Nursing and business faculty developed an interdisciplinary project to assign students courses related to business strategy, nursing leadership and management. The students were asked to present a solution to a current, pressing problem in the healthcare industry. The project inspired students to approach the problem from a variety of angles, from increasing the number of patients nurses can treat to addressing the abilities of educational institutions.
Poole and Walters answered questions about the nursing shortage and students’ novel solutions in the following Q and A:
How did Idaho wind up on the path to a nursing shortage, and what can Idahoans expect if it goes unchecked?
Idaho’s educational systems are currently capable of training roughly 750 new nurses per year. Boise State must increase graduates by more than 400 additional nurses per year in order to provide enough nurses for the growing population. This will require expansions in funding for students, training materials and instructors, as well as classroom space to hold them.
In addition to providing enough trained nurses, Idaho has a retention problem: average salaries are higher in Washington and California, so many nursing graduates leave Idaho for better-paying jobs in other states. The nursing shortage could mean greater competition between medical providers for staff members or the hiring of inexperienced and overworked nurses. All of these things can lead to significant financial losses, legal issues and lawsuits, and patient injury.
Why is this issue important to both nursing and business students?
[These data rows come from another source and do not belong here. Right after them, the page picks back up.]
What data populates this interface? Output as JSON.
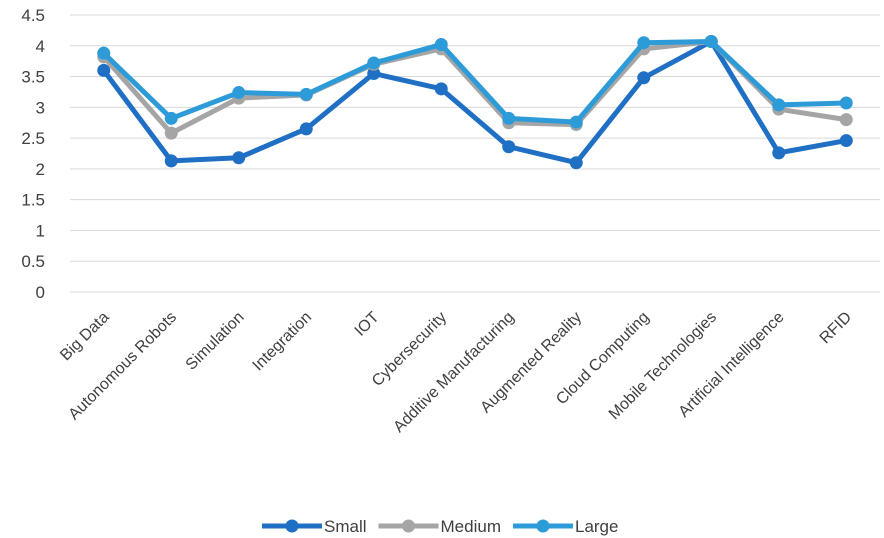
{
  "chart_data": {
    "type": "line",
    "title": "",
    "xlabel": "",
    "ylabel": "",
    "categories": [
      "Big Data",
      "Autonomous Robots",
      "Simulation",
      "Integration",
      "IOT",
      "Cybersecurity",
      "Additive Manufacturing",
      "Augmented Reality",
      "Cloud Computing",
      "Mobile Technologies",
      "Artificial Intelligence",
      "RFID"
    ],
    "ylim": [
      0,
      4.5
    ],
    "yticks": [
      "0",
      "0.5",
      "1",
      "1.5",
      "2",
      "2.5",
      "3",
      "3.5",
      "4",
      "4.5"
    ],
    "grid": true,
    "legend_position": "bottom",
    "series": [
      {
        "name": "Small",
        "color": "#1f6fc5",
        "values": [
          3.6,
          2.13,
          2.18,
          2.65,
          3.55,
          3.3,
          2.36,
          2.1,
          3.48,
          4.07,
          2.26,
          2.46
        ]
      },
      {
        "name": "Medium",
        "color": "#a5a5a5",
        "values": [
          3.82,
          2.58,
          3.15,
          3.2,
          3.7,
          3.95,
          2.75,
          2.72,
          3.95,
          4.07,
          2.97,
          2.8
        ]
      },
      {
        "name": "Large",
        "color": "#2e9bd9",
        "values": [
          3.88,
          2.82,
          3.24,
          3.21,
          3.72,
          4.02,
          2.82,
          2.76,
          4.05,
          4.07,
          3.04,
          3.07
        ]
      }
    ]
  }
}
The healthcare industry is one of the fastest-growing industries in the U.S. and is estimated to account for about a third of total job growth by 2026, according to a U.S. Bureau of Labor Statistics 2017 report. Students graduating from the School of Nursing or College of Business and Economics are likely to enter the healthcare industry as healthcare practitioners, administrators and managers. Boise State is preparing students to fill these roles, serve the growing population and solve the problems that come with it.
“It is essential for nurses to understand the business in which they work because they are trained in bedside manner and patient care, but they are not necessarily trained in ‘What does it mean to be part of a business?’,” said Poole. “Healthcare systems are businesses.”
How is Boise State preparing students to serve Idahoans and address the nursing shortage?
Boise State decided to address Idaho’s nursing shortage problem with a spring 2019 capstone project. Nursing and business students were provided with background information on the issue, including statistics and timelines. Over the course of the semester, they brainstormed and developed ideas as a team. At the end of the course, teams proposed their solutions to the nursing shortage to a “practice” board of directors, outlining resource and time constraints, projected timelines and returns on investments.
What did the students bring to the table?
“In Idaho, we have plenty of nursing students, but what we lack are teaching faculty and preceptors,” said Jessica Fear, a spring 2019 graduate with a bachelor’s degree in nursing. Preceptors are staff nurses at hospitals and clinics who act as mentors for newly employed nurses. With more and more nurses retiring from Idaho hospitals, the number of willing and able preceptors is decreasing.
Fear’s group proposed implementing artificial intelligence (AI) programs in clinical assessments. By using AI subjects, colleges and universities would no longer need one faculty member for each nursing student during a clinical assessment. Instead, one faculty member could oversee up to 20 nursing students at a time, allowing institutions to increase graduates without having to search for and hire new faculty members.
Houda Abdulrahman, who earned a bachelor’s degree in international business in the spring semester of 2019, proposed a program that encourages retiring nurses to transition to part-time work instead of leaving the workforce altogether.
“Should the nurses decide to participate in the program, the employer would offer full-time benefits even though [these nurses] are working part-time,” she said.
She believes this kind of program may help buy Idaho some time as other programs are implemented at the education and business levels.
Another proposed solution is Telehealth, a long-distance communication system aimed at providing healthcare to more rural areas of Idaho. Telehealth uses video and audio calls to allow healthcare practitioners to observe and recommend treatment to patients in remote locations, where healthcare practitioners either do not or cannot work due to facility or resource restrictions.
Students within both colleges benefit from relevant, interdisciplinary capstone projects.
“Interactions outside of their discipline will enhance their effectiveness as communicators as well as their skills in problem-solving, collaboration and creative thinking,” said Walters. “Developing a deep-seated appreciation for the unique value and contribution of others is a core value in healthcare.”